Rel 311 Old Testament Topics (3)
An in-depth study of a major facet of the religion of the Hebrew Bible, such as prophecy, law, covenant, historiography, and wisdom, or a genre of biblical literature, such as poetry or narrative.

Rel 321 New Testament Topics (3)
An in-depth study of a major facet of the religion of the New Testament such as the synoptic traditions, Johannine theology, Pauline theology, apocalyptic, and canonization.

Rel 323 Protestantism (3)
Traces the development of the Protestant Christian tradition and analyzes its distinctive themes. After a historical survey of this family of Christianity, course explores distinctively Protestant themes, such as justification by faith, the primacy of individual conscience, and the primacy of scripture, integrating them with current phenomena.

Rel 327 Magic, Witchcraft, and Religion (3)
Cross-listed as ANTHR 327.

An examination of various concepts concerning the realm of the supernatural as held by various peoples around the world.
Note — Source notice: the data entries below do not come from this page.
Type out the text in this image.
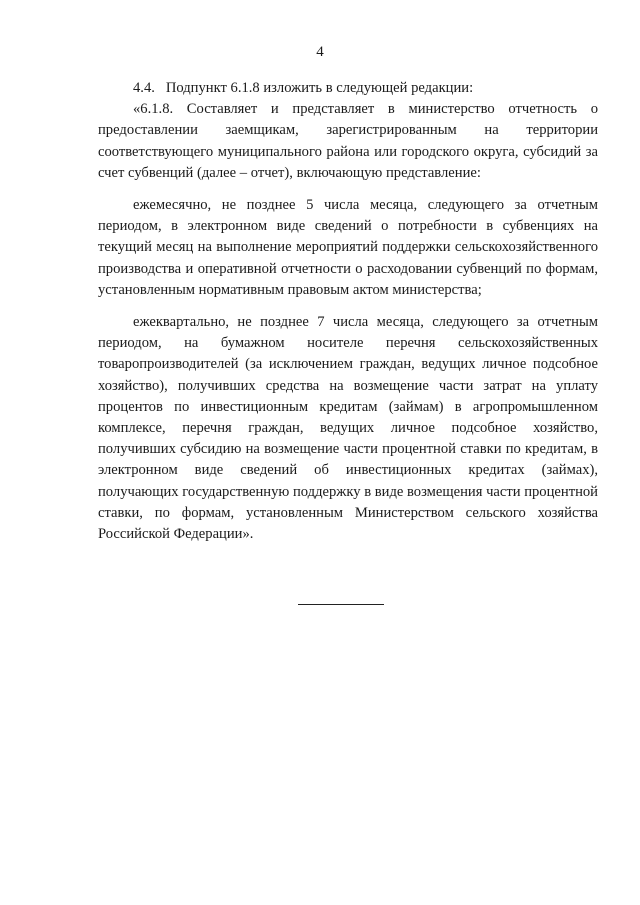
4

4.4.   Подпункт 6.1.8 изложить в следующей редакции:

«6.1.8. Составляет и представляет в министерство отчетность о предоставлении заемщикам, зарегистрированным на территории соответствующего муниципального района или городского округа, субсидий за счет субвенций (далее – отчет), включающую представление:

ежемесячно, не позднее 5 числа месяца, следующего за отчетным периодом, в электронном виде сведений о потребности в субвенциях на текущий месяц на выполнение мероприятий поддержки сельскохозяйственного производства и оперативной отчетности о расходовании субвенций по формам, установленным нормативным правовым актом министерства;

ежеквартально, не позднее 7 числа месяца, следующего за отчетным периодом, на бумажном носителе перечня сельскохозяйственных товаропроизводителей (за исключением граждан, ведущих личное подсобное хозяйство), получивших средства на возмещение части затрат на уплату процентов по инвестиционным кредитам (займам) в агропромышленном комплексе, перечня граждан, ведущих личное подсобное хозяйство, получивших субсидию на возмещение части процентной ставки по кредитам, в электронном виде сведений об инвестиционных кредитах (займах), получающих государственную поддержку в виде возмещения части процентной ставки, по формам, установленным Министерством сельского хозяйства Российской Федерации».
Relates such religious beliefs and the resultant practices to the larger patterns of cultural beliefs and behaviors.

Rel 333 Women and Religion (3)
Cross-listed as WOM S 333

Examines past and present images and roles of women in religious traditions. Looks at women in the Bible and religious history as well as contemporary criticisms of patriarchal religion and resources for change.

Rel 339 Religion in America (3)
Cross-listed as HIST 339

Surveys various religious traditions in American history from colonial times to the present. Discusses how religions groups. beliefs, and issues have changed over time and how they interact with each other. Includes the different branches of Christianity and Judaism; the study of awakenings and revivals; the stories of prominent religious thinkers and leaders; immigrant religious traditions; the tensions between liberal and traditional religious forms; the prophetic and apocalyptic traditions in America; and the impact of Native America, Asian, and African beliefs and practices on the religious landscape.
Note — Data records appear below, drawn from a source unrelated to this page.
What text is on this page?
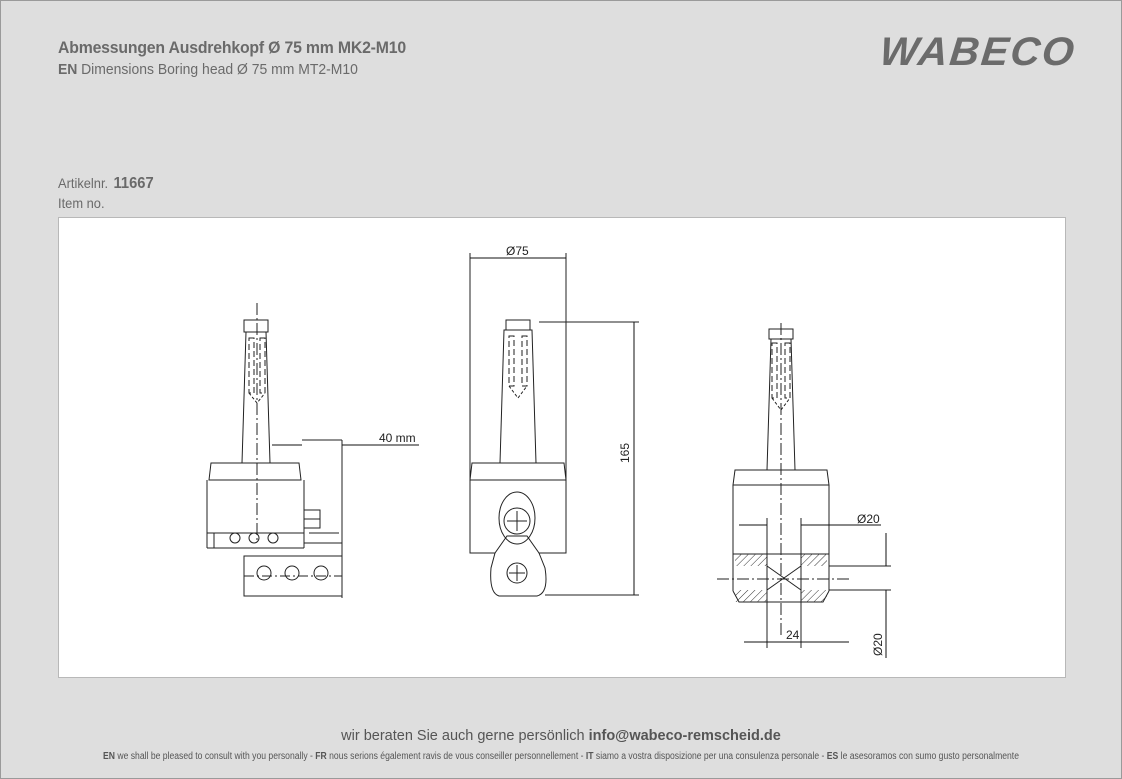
Abmessungen Ausdrehkopf Ø 75 mm MK2-M10
EN Dimensions Boring head Ø 75 mm MT2-M10	WABECO
Artikelnr. 11667
Item no.
40 mm
Ø75
165
Ø20
24	Ø20
wir beraten Sie auch gerne persönlich info@wabeco-remscheid.de
EN we shall be pleased to consult with you personally - FR nous serions également ravis de vous conseiller personnellement - IT siamo a vostra disposizione per una consulenza personale - ES le asesoramos con sumo gusto personalmente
Rel 346 Philosophy of Religion (3)
Cross-listed as Phil 346

Rel 380 Special Studies (3)
A concentrated intermediate study of a particular component of religious studies. Repeatable for credit.

Rel 410 Comparative Religion (3)
An observation and analysis of the patterns found in the characteristic religous phenomena (e.g. myths, symbols, rites, institutions), with a view to a systematic understanding of human's religious life as it has expressed itself throughout history.

Rel 442 Greek and Roman Religion (3)
The transformations in the religions of the Mediterranean world and the Near East Between the conquests of Alexander the Great and the Triumph of Christianity under Constantine. Covers the traditional forms of Greek and Roman religion, the impact of Greek culture and religion on the EAst after Alexander, the mystery religions, the spread of oriental cults in the Roman Empire, Gnosticism, astrology, and the development of Christianity within the Roman Empire. At its most inclusive level, course deals with the particular religious synthesis lying at the basis of Western civilization; the fusion of Jewish, Greek, and Roman patterns of though in the Christian world of antiquity.

Rel 476 The Reformation (3)
Cross-listed as HIST 576

Rel 480 Special Studies (3)
A concentrated study of a religious issue or text announced by the instructor when course is schedule. Repeatable for credit. Prerequisite; instructor's consent.

Rel 490 Indepent Work (1-3)
Designed for the student capable of doing advance independent work in a specialized area of the study of religion that is not formally offered by the department. Repeatable for credit. Prerequisite:departmental consent.

Courses for Graduate/Undergraduate Credit

Rel 750 Workshop in Religion (2-4)

Rel 790 Independent Study (1-3)
For the student who is capable of doing graduate work in a specialized area of the study of religion not formally offered by the department. Repeatable for credit. Prerequisite: departmental consent.